"Kalian mau ngapain?"
Tanya mbak Bian ketus saat mas Jems dan mas Raka sudah stand by di samping mobil mbak Bian.
"Mau nebenglah, gue kan bareng lo kesini semalam. Jadi gue nggak bawa kendaraan." Jawab mas Jems.
Mas Raka juga mengangguk.
"Gue juga kesini nggak bawa kendaraan."
"Ogah! Jalan kaki aja sono, lebih sehat!"
Mbak Bian mengangkat bahu cuek, membuka pintu mobil dan membantingnya dengan kuat.
Mas Jems dan mas Raka hanya menghela nafas berat, seakan sudah menebak bahwa hal ini akan terjadi. Padahal tadi mood mbak Bian sangat baik, bahkan di antara kami semua mbak Bian-lah yang paling terlihat segar dan sumringah.

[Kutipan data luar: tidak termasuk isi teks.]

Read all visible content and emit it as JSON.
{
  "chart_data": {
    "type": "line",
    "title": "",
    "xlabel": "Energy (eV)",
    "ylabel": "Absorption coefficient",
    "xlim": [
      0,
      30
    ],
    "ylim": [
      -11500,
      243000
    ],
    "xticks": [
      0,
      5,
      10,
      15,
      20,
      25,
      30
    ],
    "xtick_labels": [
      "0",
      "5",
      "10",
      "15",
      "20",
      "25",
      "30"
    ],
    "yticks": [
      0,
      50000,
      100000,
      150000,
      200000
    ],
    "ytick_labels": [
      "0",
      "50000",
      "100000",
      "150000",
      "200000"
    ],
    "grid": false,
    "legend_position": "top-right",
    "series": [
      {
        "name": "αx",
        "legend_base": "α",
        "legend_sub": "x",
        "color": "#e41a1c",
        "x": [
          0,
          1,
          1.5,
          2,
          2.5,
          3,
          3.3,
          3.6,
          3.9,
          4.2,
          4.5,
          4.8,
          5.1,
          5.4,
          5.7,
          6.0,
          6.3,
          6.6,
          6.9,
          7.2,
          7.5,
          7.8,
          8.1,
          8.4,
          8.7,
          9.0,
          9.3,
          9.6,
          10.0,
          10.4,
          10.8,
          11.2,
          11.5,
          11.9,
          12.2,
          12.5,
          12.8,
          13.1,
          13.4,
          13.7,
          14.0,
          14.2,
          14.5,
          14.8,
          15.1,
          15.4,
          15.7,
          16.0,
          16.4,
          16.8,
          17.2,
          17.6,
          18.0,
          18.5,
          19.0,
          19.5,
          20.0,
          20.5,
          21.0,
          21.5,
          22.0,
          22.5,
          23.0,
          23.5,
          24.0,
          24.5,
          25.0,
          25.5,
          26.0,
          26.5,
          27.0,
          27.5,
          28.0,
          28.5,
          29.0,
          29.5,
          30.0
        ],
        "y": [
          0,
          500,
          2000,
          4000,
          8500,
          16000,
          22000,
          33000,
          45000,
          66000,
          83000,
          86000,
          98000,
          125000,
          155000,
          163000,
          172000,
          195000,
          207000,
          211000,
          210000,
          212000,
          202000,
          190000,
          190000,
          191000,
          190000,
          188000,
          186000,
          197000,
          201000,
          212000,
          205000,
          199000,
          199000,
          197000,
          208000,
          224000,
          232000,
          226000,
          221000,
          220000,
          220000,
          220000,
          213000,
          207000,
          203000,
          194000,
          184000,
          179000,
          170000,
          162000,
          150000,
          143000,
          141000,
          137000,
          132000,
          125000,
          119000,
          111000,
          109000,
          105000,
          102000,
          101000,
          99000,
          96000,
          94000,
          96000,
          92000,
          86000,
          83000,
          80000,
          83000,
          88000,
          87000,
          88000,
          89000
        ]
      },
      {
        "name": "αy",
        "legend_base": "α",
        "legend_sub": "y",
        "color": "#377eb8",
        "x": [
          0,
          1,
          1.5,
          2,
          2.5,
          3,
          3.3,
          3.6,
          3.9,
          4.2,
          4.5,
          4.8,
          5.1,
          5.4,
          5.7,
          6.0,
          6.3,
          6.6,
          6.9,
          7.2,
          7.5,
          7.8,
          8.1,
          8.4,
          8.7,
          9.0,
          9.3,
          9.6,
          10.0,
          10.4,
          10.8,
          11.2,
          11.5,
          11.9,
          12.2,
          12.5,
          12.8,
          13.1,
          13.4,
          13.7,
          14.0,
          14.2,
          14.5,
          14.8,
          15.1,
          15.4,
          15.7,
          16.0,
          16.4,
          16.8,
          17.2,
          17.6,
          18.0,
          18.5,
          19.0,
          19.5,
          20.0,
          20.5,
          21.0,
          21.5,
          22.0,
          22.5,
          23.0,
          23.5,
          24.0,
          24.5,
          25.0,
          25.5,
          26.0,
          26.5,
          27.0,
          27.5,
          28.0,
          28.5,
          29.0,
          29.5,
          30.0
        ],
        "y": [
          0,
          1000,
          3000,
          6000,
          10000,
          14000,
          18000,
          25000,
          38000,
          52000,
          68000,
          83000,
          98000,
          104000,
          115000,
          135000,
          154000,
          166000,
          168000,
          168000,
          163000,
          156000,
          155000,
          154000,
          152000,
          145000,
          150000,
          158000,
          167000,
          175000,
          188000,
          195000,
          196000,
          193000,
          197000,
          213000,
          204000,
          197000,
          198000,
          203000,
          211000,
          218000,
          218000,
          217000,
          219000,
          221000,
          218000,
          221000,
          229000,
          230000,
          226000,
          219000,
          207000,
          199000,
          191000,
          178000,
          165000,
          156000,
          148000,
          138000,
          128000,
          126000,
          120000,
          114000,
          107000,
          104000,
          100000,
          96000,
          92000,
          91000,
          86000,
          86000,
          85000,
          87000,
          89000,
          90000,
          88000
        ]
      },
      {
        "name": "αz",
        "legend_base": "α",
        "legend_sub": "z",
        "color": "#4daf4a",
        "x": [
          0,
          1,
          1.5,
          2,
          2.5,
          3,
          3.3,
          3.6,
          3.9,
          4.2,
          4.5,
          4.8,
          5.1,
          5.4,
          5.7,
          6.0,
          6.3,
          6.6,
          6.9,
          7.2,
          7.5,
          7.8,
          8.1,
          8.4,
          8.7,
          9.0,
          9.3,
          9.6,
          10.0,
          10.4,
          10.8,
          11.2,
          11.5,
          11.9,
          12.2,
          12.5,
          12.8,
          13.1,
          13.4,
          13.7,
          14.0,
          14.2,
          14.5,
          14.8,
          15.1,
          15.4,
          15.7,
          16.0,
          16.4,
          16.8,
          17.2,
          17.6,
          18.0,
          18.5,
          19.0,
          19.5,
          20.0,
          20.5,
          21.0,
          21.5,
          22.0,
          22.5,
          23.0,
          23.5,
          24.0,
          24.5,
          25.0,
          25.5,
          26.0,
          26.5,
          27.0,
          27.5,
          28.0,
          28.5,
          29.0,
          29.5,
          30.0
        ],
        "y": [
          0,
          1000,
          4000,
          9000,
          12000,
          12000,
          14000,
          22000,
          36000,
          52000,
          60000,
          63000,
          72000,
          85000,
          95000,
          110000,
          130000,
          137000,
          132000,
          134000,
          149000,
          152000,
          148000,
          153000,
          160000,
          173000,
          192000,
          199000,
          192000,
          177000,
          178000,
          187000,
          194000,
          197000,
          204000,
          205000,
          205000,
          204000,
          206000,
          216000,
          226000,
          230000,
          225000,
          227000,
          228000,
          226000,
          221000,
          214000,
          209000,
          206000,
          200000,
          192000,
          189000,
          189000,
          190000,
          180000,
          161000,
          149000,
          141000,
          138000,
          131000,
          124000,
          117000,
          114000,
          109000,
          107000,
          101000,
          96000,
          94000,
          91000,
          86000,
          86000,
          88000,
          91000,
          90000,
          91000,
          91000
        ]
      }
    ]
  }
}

Kenapa pula tiba-tiba mood mbak Bian berubah jadi jelek begini?.
Klakson mobil mbak Bian terdengar tiba-tiba, membuat kami bertiga terlonjak kaget.
"Naik, Cha!"
Perintah mbak Bian. Wajah galaknya menyembul dari kaca yang di turunkan.
Dengan cepat aku naik ke mobil mbak Bian, takut kalau mood mbak Bian bertambah buruk. Ini baru kali pertama aku melihat mbak Bian segalak ini dalam sepanjang sejarahku mengenal mbak Bian. Dari dalam mobil aku bisa melihat mas Jems dan mas Raka yang mulai berjalan gontai meninggalkan halaman kos. Kalau saja mood mbak Bian tidak sedang buruk seperti ini, sudah pasti aku akan membujuk mbak Bian untuk memberi tumpangan kepada mas Jems dan mas Raka.
"M..mbak." Panggilku takut-takut.
"Hmm?"
"Mas Jems nggak apa dibiarin pergi sendiri begitu?"
Kalau mbak Bian berlaku semena-mena dengan mas Raka sih aku sudah paham. Toh mas Raka dan mbak Bian ibarat cabe dan cokelat, susah di satuin. Tapi, dengan mas Jems yang merupakan kekasihnya? Bukankah mbak Bian terlalu gegabah?. Bisa-bisa mereka malah bertengkar dan putus.
Mbak Bian tak menggubris pertanyaanku, alisnya menghernyit saat memandang ke arah panel penanda safety belt yang terus menyala. Tanpa aba-aba, mbak Bian mencondongkan tubuhnya ke arahku. Begitu dekat sampai aku bisa mencium aroma citrus yang terpancar dari tubuh mbak Bian. Aroma parfum ini adalah salah satu dari banyaknya keanehan mbak Bian. Aroma parfum yang terkesan sangat manly, membuat siapa saja menyadari bahwa aroma ini adalah aroma seorang pria.
Setiap kutanya, mbak Bian hanya mengangkat bahu.
"Gue suka aromanya, jadi ya gue pake aja." Ucapnya cuek.
Tubuhku hanya bisa kaku saat mbak Bian belum juga selesai memperbaiki safety belt milikku. Usapan nafas hangatnya menyapu leherku, membuat sengatan aneh menjalar di tubuhku.
"Rileks aja Cha. Gue jadi susah nih masukinnya."